Open whowutwut opened 6 years ago
hi, @immarvin , it seems the issue #4876 is reproduced, pls help to take a look at. Thx!
hi @whowutwut , the issue of this kind is what xcatdebugmode
tried to solve. For Redhat 7.x, we will set "inst.loglevel=debug inst.syslog=/var/log/xcat/computes.log
on MN? if yes, maybe we can consider whether it make sense to take xcatdebug=1/2
as the default value to avoid another provision to debug with xcatdebugmode
.
Since xCAT leverages the OS shipped installer(anaconda for redhat) to perform the diskful provision, all the customization part are applied via the hooks(%pre,%post...) and configurable sections(%packages...) exposed by the installer, I do not think we can take over the installer to bubble up some customized message on the console.
The Cobbler 's solution is running a background python daemon named Anamon
to upload the installation log files(anaconda.log boot.log dmesg install.log ks.cfg lvmout.log messages sys.log
) inside the installer to management node, then admin can looking these files to find out the real cause
The cobbler 's Anamon
link: http://cobbler.github.io/manuals/2.8.0/Appendix/E_-_Anaconda_Monitoring.html
I think xcat can start a monitoring process in initrd too, it can monitor the status of whole anaconda, and report messages for any error.

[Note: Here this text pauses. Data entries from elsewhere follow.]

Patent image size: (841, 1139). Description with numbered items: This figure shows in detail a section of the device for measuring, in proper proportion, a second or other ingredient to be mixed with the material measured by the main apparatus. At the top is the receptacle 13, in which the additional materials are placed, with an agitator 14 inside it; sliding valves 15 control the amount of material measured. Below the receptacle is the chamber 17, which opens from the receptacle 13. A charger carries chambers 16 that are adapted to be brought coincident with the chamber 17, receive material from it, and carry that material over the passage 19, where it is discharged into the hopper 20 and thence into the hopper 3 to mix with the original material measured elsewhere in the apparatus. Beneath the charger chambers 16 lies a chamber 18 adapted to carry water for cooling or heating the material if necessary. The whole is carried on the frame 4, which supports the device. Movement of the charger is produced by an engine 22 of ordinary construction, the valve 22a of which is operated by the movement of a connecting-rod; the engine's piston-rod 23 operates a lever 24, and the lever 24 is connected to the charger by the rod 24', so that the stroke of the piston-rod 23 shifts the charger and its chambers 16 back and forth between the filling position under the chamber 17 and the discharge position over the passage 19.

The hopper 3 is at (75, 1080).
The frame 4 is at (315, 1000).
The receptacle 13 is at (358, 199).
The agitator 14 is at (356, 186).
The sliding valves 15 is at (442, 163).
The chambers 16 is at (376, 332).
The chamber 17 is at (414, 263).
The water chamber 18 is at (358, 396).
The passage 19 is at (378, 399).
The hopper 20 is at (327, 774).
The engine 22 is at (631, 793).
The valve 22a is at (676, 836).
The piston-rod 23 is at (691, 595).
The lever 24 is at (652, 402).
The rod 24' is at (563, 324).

But how could anaconda think this is a failure disk and then xcat get the information from anaconda?
The problem is recreated on mid08tor03cn26 on boston02. I changed xcatdebugmode to 2, in the /var/log/xcat/computes.log
, it's looping this message:
Nov 29 11:24:08 mid08tor03cn26 systemd: INFO anaconda-shell@hvc1.service has no holdoff time, scheduling restart.
Nov 29 11:24:08 mid08tor03cn26 systemd: WARNING Cannot add dependency job for unit rhel-autorelabel.service, ignoring: Unit is masked.
Nov 29 11:24:08 mid08tor03cn26 systemd: WARNING Cannot add dependency job for unit rhel-loadmodules.service, ignoring: Unit is masked.
Nov 29 11:24:08 mid08tor03cn26 systemd: WARNING Cannot add dependency job for unit systemd-tmpfiles-clean.timer, ignoring: Unit is masked.
Nov 29 11:24:08 mid08tor03cn26 systemd: INFO Started Shell on hvc1.
Nov 29 11:24:08 mid08tor03cn26 systemd: INFO Starting Shell on hvc1...
Nov 29 11:24:08 mid08tor03cn26 agetty[4462]: ERR /dev/hvc1: cannot open as standard input: No such device
I will save this log to /var/log/xcat/computes.log.cn26
Found that during installation of RHEL on Power9 server, we hit this problem:
After some investigation, it was determined that the drive target to be installed on had some problem and when we removed that drive, the install goes successfully on the 2nd drive in the server.
So while this is outside of xCAT, we do have logic selection of disk. I'm not sure if there's a way to detect some error on the disk ahead and avoid installing on to that bad disk.... or even bubble up a better message?? Just seeing what we could do to avoid this down time when debugging this issue...